A good deal of the decisions people make are heavily influenced by what those around them do (Pentland, 2014). Referring to collective expectations about behavior adds weight to this style of reminder—this is not just your expectation but their peers’ too—and I have found it particularly effective for guiding students back to their work. (For further discussion of this, see Rights and Responsibilities Reminders in chapter 2, page 29.)

Anonymous Individual Reminders

If a class reminder doesn’t work, you could switch to issuing a directive (see chapter 2, page 25), but targeting the students involved with some anonymous feedback is worth a try first. You do this by alluding to specific students without naming them, implying that they need to change their behavior in some way:

I am still waiting on one student. I can see that all but two of you have followed the instruction. I am waiting for one group to put their equipment down safely.
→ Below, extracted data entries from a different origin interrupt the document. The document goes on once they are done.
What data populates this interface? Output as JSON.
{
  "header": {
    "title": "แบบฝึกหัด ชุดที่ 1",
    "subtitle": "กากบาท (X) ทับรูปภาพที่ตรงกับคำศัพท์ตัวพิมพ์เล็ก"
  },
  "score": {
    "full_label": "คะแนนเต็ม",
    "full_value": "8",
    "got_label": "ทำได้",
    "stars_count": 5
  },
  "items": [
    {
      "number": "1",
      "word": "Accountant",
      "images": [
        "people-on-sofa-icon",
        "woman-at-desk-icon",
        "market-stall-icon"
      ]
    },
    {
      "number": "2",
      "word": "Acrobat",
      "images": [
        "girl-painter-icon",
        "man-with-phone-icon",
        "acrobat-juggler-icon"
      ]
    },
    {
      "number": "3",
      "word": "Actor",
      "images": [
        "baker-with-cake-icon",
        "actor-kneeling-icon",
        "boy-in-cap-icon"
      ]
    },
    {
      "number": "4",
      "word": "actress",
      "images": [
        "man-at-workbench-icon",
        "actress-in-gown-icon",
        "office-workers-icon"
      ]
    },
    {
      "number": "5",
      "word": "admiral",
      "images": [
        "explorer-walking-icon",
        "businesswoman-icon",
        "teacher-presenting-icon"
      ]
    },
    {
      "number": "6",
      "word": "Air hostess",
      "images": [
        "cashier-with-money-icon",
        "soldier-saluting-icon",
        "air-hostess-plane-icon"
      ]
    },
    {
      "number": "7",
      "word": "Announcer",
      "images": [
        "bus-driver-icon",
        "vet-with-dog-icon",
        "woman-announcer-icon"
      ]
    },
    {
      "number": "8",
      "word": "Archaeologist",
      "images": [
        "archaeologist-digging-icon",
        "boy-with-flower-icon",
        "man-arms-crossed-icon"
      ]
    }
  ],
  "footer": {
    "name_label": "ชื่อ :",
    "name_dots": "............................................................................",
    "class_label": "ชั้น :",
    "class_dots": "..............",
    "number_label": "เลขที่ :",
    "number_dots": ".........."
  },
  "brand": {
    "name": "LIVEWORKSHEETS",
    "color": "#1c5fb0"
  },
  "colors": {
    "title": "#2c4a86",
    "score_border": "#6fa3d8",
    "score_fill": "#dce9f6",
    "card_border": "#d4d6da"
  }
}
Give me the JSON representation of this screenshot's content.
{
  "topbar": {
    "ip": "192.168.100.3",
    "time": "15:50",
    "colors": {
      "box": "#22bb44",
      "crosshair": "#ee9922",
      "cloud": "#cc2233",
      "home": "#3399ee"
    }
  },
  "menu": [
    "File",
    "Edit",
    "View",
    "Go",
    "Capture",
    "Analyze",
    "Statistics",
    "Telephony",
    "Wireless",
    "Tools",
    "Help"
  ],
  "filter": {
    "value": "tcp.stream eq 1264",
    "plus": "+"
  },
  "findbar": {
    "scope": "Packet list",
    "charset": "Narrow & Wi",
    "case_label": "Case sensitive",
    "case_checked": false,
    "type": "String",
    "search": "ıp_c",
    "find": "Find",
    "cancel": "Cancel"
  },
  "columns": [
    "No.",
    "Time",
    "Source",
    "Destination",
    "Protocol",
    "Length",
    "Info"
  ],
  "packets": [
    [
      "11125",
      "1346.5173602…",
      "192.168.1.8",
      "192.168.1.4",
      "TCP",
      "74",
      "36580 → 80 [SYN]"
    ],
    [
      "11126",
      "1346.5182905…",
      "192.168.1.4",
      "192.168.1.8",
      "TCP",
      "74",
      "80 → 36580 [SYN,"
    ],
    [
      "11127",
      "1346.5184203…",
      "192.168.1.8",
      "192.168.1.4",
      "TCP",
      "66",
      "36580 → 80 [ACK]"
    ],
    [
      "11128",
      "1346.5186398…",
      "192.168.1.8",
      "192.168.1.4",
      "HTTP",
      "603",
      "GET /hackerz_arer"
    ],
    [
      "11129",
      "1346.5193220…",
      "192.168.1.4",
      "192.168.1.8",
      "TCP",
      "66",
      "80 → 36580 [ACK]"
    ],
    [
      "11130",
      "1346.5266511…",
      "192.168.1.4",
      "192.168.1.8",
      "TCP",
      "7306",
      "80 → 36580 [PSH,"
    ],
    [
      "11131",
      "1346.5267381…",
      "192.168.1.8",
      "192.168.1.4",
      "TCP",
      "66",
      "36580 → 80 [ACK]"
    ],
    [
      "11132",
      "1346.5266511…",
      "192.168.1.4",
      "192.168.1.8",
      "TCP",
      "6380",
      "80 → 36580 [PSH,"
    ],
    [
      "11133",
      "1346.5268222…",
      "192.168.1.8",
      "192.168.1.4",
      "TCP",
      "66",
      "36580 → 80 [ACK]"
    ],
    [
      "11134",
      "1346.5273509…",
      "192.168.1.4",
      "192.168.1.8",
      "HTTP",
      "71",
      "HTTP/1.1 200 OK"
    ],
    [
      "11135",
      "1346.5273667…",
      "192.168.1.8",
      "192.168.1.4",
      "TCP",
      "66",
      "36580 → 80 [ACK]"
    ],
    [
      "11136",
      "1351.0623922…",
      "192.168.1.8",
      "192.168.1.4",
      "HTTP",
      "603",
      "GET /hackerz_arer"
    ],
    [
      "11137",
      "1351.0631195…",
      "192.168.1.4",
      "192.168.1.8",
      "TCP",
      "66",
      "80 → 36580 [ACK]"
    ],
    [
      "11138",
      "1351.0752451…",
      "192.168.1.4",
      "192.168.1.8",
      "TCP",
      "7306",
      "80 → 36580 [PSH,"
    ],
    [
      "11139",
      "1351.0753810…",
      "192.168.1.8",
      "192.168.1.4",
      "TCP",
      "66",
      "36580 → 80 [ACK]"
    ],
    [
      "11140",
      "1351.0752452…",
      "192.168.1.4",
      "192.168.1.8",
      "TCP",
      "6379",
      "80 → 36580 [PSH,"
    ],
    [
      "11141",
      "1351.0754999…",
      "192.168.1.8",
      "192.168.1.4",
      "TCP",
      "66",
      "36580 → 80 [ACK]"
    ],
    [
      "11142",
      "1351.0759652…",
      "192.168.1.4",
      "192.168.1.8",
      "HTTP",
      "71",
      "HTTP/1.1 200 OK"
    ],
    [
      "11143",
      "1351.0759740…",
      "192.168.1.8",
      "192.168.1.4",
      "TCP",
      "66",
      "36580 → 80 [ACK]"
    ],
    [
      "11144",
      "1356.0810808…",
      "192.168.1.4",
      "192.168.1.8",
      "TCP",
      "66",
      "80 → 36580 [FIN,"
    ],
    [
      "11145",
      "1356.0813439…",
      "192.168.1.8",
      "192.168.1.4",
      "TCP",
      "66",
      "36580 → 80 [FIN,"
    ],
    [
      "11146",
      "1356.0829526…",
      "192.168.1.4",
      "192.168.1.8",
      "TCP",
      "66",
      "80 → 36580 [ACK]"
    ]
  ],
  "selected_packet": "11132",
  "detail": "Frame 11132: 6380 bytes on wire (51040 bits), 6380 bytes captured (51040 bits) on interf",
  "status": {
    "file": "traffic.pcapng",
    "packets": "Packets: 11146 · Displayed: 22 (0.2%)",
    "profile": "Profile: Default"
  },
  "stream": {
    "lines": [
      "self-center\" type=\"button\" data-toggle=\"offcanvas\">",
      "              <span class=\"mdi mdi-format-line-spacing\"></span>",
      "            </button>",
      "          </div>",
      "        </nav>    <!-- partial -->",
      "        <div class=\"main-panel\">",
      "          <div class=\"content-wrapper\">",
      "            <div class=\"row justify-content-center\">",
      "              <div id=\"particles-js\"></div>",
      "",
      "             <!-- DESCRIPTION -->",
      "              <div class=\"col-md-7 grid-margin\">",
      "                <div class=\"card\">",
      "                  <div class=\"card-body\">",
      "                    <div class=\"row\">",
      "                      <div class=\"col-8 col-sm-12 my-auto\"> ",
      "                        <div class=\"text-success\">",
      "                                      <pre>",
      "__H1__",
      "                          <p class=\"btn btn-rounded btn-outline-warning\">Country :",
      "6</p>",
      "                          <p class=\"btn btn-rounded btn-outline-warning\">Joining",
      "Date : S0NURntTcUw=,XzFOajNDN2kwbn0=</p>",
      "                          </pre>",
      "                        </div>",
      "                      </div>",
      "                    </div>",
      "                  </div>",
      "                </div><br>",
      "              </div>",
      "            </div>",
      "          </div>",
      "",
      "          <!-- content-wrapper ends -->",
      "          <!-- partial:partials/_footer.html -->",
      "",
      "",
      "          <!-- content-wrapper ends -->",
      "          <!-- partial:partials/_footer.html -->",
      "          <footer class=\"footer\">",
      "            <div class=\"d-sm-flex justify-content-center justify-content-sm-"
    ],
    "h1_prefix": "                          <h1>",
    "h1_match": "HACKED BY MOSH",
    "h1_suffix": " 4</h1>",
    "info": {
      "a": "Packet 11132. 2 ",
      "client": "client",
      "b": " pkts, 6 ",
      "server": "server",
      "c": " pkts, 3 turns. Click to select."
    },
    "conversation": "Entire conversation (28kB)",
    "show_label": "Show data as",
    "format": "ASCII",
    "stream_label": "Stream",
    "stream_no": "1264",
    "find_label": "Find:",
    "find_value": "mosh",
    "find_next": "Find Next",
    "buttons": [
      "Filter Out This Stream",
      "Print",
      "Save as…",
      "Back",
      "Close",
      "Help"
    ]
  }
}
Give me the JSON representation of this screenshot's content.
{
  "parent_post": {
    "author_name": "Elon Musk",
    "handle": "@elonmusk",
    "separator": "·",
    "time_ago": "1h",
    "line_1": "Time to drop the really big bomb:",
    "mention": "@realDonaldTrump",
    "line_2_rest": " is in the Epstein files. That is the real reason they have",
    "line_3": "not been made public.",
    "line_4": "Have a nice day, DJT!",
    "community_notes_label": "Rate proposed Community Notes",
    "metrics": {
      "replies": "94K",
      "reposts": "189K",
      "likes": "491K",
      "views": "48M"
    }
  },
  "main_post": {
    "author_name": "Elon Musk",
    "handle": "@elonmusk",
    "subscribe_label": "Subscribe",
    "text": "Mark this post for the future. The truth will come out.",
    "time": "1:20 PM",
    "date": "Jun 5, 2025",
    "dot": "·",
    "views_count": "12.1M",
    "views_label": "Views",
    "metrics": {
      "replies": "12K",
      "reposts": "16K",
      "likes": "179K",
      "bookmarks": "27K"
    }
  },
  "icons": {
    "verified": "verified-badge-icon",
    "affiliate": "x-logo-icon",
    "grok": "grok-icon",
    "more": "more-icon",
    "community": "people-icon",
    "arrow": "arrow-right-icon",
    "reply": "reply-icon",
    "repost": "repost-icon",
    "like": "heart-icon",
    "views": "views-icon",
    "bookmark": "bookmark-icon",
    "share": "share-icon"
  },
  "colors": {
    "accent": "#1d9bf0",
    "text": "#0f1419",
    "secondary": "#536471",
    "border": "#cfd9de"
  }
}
This isn’t very different from just naming students and giving them a directive, but its anonymous nature tends to elicit less resistance—especially from those students who feel like you are singling them out because you have to name them constantly to get them back on task.

Observation Prompts

If issuing reminders to the whole class hasn’t succeeded, I often try to remind offtask students of my expectations by quietly noting evidence to them that their actions don’t meet my expectations. To initiate an observation prompt, approach the student and flag some aspect of behavior:

I noticed you closed your book. I can see you didn’t put your phone away yet. I noticed you were not at your desk.